I took off my bra and money fell out...how crazy was I tonight?
you left a giant bottle of vodka in my room from last night. does this serve as a parting gift or hush money?
And PS thanks for calling it my "sexual liberation" and not "slut fest 2010: part deux!"
Ya but I plan to getting arrested more towards the end of summer
Oh my god. My pre-date bowl for nerves tuned into "I'm too high for this date" he kept talking about trucks and I couldn't stop making racial slurs.
On the bright side his mom approves of me.
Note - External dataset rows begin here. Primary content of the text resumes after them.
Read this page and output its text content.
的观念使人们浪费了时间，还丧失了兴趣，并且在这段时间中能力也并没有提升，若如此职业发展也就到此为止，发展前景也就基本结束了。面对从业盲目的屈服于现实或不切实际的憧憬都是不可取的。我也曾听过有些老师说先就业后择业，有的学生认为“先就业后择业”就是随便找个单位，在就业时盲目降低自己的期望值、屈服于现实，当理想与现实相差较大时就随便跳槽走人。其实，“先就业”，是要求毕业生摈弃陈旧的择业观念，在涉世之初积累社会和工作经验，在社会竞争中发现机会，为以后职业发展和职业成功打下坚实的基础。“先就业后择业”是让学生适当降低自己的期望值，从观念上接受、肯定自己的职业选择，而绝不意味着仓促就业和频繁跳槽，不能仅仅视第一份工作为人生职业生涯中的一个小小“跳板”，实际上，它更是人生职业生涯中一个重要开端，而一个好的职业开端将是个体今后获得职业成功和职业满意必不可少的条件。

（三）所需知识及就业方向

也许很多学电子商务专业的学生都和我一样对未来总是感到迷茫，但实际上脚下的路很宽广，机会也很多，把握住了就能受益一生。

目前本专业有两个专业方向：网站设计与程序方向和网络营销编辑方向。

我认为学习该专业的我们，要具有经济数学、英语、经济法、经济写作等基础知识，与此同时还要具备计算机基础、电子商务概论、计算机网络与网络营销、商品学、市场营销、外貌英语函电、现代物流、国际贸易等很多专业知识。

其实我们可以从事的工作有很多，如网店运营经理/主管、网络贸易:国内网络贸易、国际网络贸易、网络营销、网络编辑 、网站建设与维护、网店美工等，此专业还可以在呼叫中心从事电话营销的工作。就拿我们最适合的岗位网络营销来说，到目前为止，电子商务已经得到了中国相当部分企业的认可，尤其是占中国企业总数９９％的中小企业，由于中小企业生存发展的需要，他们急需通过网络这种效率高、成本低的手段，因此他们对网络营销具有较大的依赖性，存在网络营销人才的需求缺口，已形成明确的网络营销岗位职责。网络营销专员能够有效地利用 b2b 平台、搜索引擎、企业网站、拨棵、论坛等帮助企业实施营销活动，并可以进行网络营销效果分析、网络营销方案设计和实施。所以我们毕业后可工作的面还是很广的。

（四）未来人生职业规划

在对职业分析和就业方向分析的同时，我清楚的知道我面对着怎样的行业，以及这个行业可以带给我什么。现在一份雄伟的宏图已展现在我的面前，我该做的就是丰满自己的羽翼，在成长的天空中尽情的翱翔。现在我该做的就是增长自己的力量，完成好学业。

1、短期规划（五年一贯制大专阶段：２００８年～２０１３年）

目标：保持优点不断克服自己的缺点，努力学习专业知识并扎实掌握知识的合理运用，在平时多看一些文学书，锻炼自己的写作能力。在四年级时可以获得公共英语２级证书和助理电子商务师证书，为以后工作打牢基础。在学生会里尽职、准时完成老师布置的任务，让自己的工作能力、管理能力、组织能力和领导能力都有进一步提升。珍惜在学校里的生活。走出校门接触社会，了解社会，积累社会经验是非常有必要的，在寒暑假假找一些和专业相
Though it's apparently because she sleeps with married men and has a soft spot for "fellow homewreckers"
I just sold some kid a bong I made out of a vuvuzela for $50. I think I found my career path.
I have Denny's hours of operations written on the palm of my hand....not in my writing, in a girls writing, is that as good as or equal to a cell number?
So I've been in more fights on one leg than I've had on two.
Enroute to my place eta 6 mikes...estimated time until intoxicated? 45 mikes. Commence the timer.
I lost a shoe at the club last night, I think that's when I decided to go home.
he showed me his third nipple on the first date. I might have low to no standards, but my god.
You drunk-dialed me and asked me to describe my burrito
I woke up this morning to my panties draped around the neck of an empty bottle of bulleit. That is the perfect visual metaphor for my life at this juncture.
It really hurts to walk. Any idea what happened to my hip?